Source: Annals of Vascular Surgery Published:2023


Abstract

Background: Endovascular abdominal aortic repair (EVAR) is the main therapeutic option for repairing abdominal aortic aneurysms (AAAs). We aimed to determine the long-term outcomes of patients who underwent EVAR at our center. Methods: In this retrospective cohort study, patients who underwent EVAR for intact isolated AAA at Tehran Heart Center between 2007 and 2017 were included. Clinical outcomes and the frequency of mortality were analyzed for follow-up periods. We calculated the 5-year survival rate and its predictors for our patients using Kaplan-Meier estimation. Results: We included the data of all patients (154 patients, mean age = 70.7 [± 8.0] years, 96.1% men) who successfully underwent EVAR at our center. The most common risk factors were coronary artery disease (70.1%), hypertension (68.2%), smoking (64.9%), and dyslipidemia (39.6%).

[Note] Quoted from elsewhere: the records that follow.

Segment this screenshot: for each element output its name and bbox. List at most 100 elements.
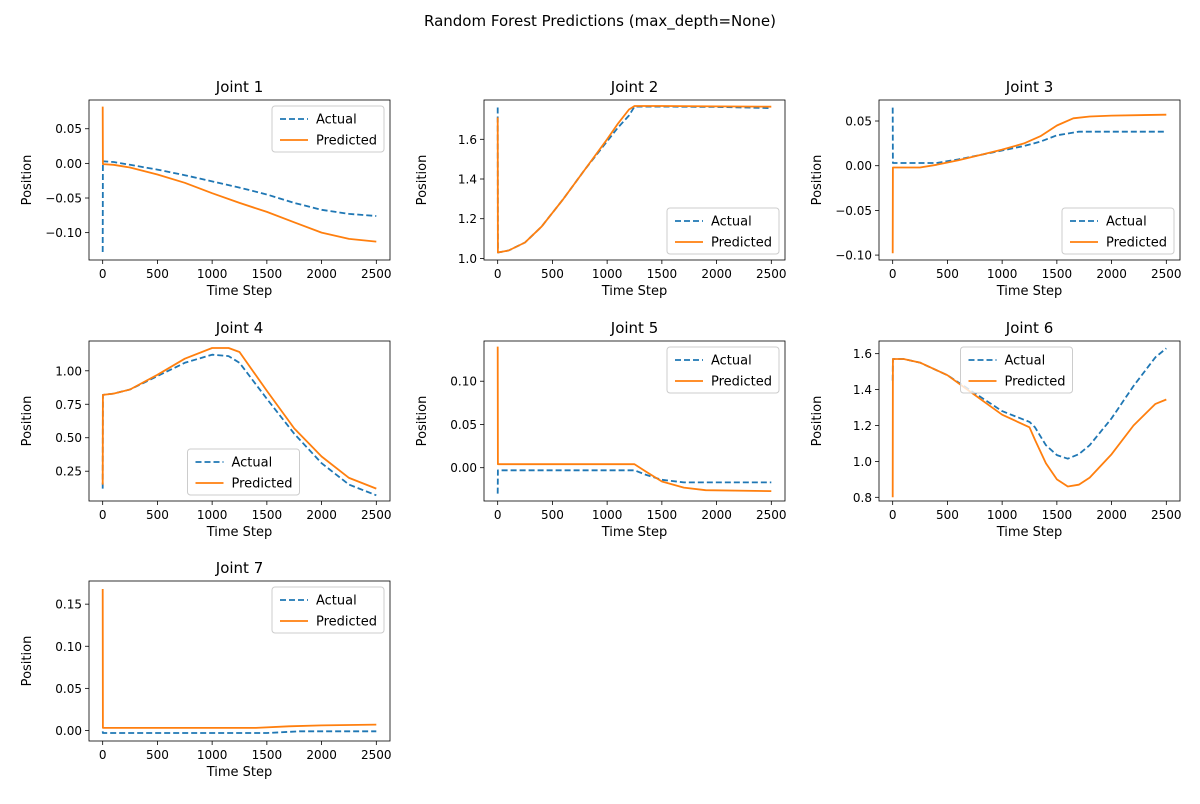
subplot-title: Joint 2 [610, 78, 658, 96]
x-tick-label: 1000 [987, 267, 1018, 281]
y-tick-label: 1.2 [458, 212, 477, 226]
x-axis-label: Time Step [206, 284, 273, 299]
x-tick-label: 2000 [701, 267, 732, 281]
y-axis-label: Position [20, 155, 35, 206]
subplot-joint-4: Joint 4 0 500 1000 1500 2000 2500 0.25 0.50 0.75 1… [20, 319, 392, 540]
y-tick-label: 1.6 [853, 347, 872, 361]
y-tick-label: 0.10 [55, 640, 82, 654]
x-axis-label: Time Step [601, 284, 668, 299]
x-tick-label: 2500 [361, 748, 392, 762]
x-tick-label: 1500 [647, 508, 678, 522]
x-axis-label: Time Step [996, 284, 1063, 299]
x-tick-label: 1500 [1042, 267, 1073, 281]
x-tick-label: 1500 [1042, 508, 1073, 522]
legend: Actual Predicted [666, 207, 780, 255]
plot-frame [878, 340, 1181, 502]
y-tick-label: 1.0 [458, 252, 477, 266]
x-tick-label: 2500 [756, 267, 787, 281]
x-tick-label: 2000 [1096, 508, 1127, 522]
legend-label-actual: Actual [316, 113, 357, 128]
y-axis-label: Position [20, 636, 35, 687]
x-tick-label: 2000 [306, 267, 337, 281]
series-line-predicted [496, 105, 772, 254]
legend-label-predicted: Predicted [711, 375, 772, 390]
x-tick-label: 1500 [252, 508, 283, 522]
x-axis-label: Time Step [206, 765, 273, 780]
x-tick-label: 2000 [701, 508, 732, 522]
x-tick-label: 1500 [252, 267, 283, 281]
x-axis-label: Time Step [996, 525, 1063, 540]
y-axis-label: Position [415, 396, 430, 447]
series-line-actual [101, 730, 377, 734]
legend-label-predicted: Predicted [316, 615, 377, 630]
y-axis-label: Position [20, 396, 35, 447]
series-line-predicted [101, 347, 377, 490]
legend-label-predicted: Predicted [232, 477, 293, 492]
x-tick-label: 0 [494, 508, 502, 522]
subplot-title: Joint 1 [215, 78, 263, 96]
x-tick-label: 500 [146, 508, 169, 522]
y-tick-label: −0.10 [45, 226, 82, 240]
y-tick-label: 0.05 [55, 122, 82, 136]
y-axis-label: Position [415, 155, 430, 206]
legend-label-predicted: Predicted [1106, 236, 1167, 251]
plot-frame [878, 99, 1181, 261]
series-line-predicted [891, 113, 1167, 254]
x-tick-label: 1000 [987, 508, 1018, 522]
subplot-joint-6: Joint 6 0 500 1000 1500 2000 2500 0.8 1.0 1.2 1.4 1… [810, 319, 1182, 540]
y-tick-label: 0.05 [845, 115, 872, 129]
legend-label-actual: Actual [232, 456, 273, 471]
legend-label-actual: Actual [316, 594, 357, 609]
x-tick-label: 1000 [197, 748, 228, 762]
legend-label-actual: Actual [711, 215, 752, 230]
series-line-predicted [496, 346, 772, 492]
x-tick-label: 0 [99, 748, 107, 762]
x-tick-label: 2000 [306, 508, 337, 522]
legend-label-actual: Actual [1005, 354, 1046, 369]
subplot-title: Joint 6 [1005, 319, 1053, 337]
y-tick-label: 1.00 [55, 364, 82, 378]
legend-label-predicted: Predicted [711, 236, 772, 251]
y-tick-label: 1.4 [853, 383, 872, 397]
x-tick-label: 2500 [1151, 508, 1182, 522]
y-axis-label: Position [810, 155, 825, 206]
x-tick-label: 2500 [756, 508, 787, 522]
subplot-title: Joint 7 [215, 559, 263, 577]
x-tick-label: 0 [889, 267, 897, 281]
y-tick-label: 0.75 [55, 398, 82, 412]
subplot-joint-7: Joint 7 0 500 1000 1500 2000 2500 0.00 0.05 0.10 0… [20, 559, 392, 780]
y-tick-label: 0.25 [55, 465, 82, 479]
y-tick-label: 0.8 [853, 491, 872, 505]
x-tick-label: 1500 [252, 748, 283, 762]
x-tick-label: 2000 [1096, 267, 1127, 281]
y-tick-label: 1.0 [853, 455, 872, 469]
y-tick-label: 1.4 [458, 173, 477, 187]
x-axis-label: Time Step [206, 525, 273, 540]
x-tick-label: 0 [494, 267, 502, 281]
legend: Actual Predicted [271, 586, 385, 634]
series-line-predicted [101, 106, 377, 243]
x-tick-label: 1000 [592, 267, 623, 281]
x-tick-label: 500 [936, 267, 959, 281]
series-line-actual [101, 353, 377, 497]
y-tick-label: 1.6 [458, 133, 477, 147]
x-tick-label: 1000 [197, 267, 228, 281]
x-tick-label: 500 [541, 267, 564, 281]
x-tick-label: 500 [146, 748, 169, 762]
x-tick-label: 1000 [197, 508, 228, 522]
x-tick-label: 500 [146, 267, 169, 281]
legend-label-predicted: Predicted [1005, 375, 1066, 390]
legend: Actual Predicted [960, 346, 1073, 394]
legend: Actual Predicted [187, 448, 300, 496]
subplot-joint-3: Joint 3 0 500 1000 1500 2000 2500 −0.10 −0.05 0.0… [810, 78, 1182, 299]
legend: Actual Predicted [666, 346, 780, 394]
y-tick-label: 0.50 [55, 431, 82, 445]
plot-frame [88, 99, 391, 261]
y-tick-label: 1.2 [853, 419, 872, 433]
y-tick-label: 0.10 [450, 375, 477, 389]
x-tick-label: 1000 [592, 508, 623, 522]
y-tick-label: −0.05 [45, 192, 82, 206]
legend-label-actual: Actual [711, 354, 752, 369]
x-tick-label: 0 [99, 267, 107, 281]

There was no mortality during the procedure. The median follow-up was 65.5 months. An average decrease of 9.07 mm (95% confidence interval: 6.9–11.2) occurred in the size of the AAA. During follow-up, 12 patients developed some complications, 49 died, and 7 did not complete the follow-up. The 5-year survival rate was 75% (3.9%). The independent predictors for 5-year survival were age (hazard ratio [HR] = 1.06, P = 0.002) and anemia (HR = 1.91, P = 0.029). Despite not being statistically significant, dyslipidemia (HR = 0.573, P = 0.078) and long intensive care unit/cardiac care unit stays (HR = 1.08, P = 0.070) were borderline mortality predictors. Conclusions: This study depicted an acceptable survival rate for patients who underwent EVAR at our center. Age and anemia, 2 modifiable predictors of 5-year survival, can probably prolong the survival rate of patients, which requires evaluation later. © 2023 Elsevier Inc.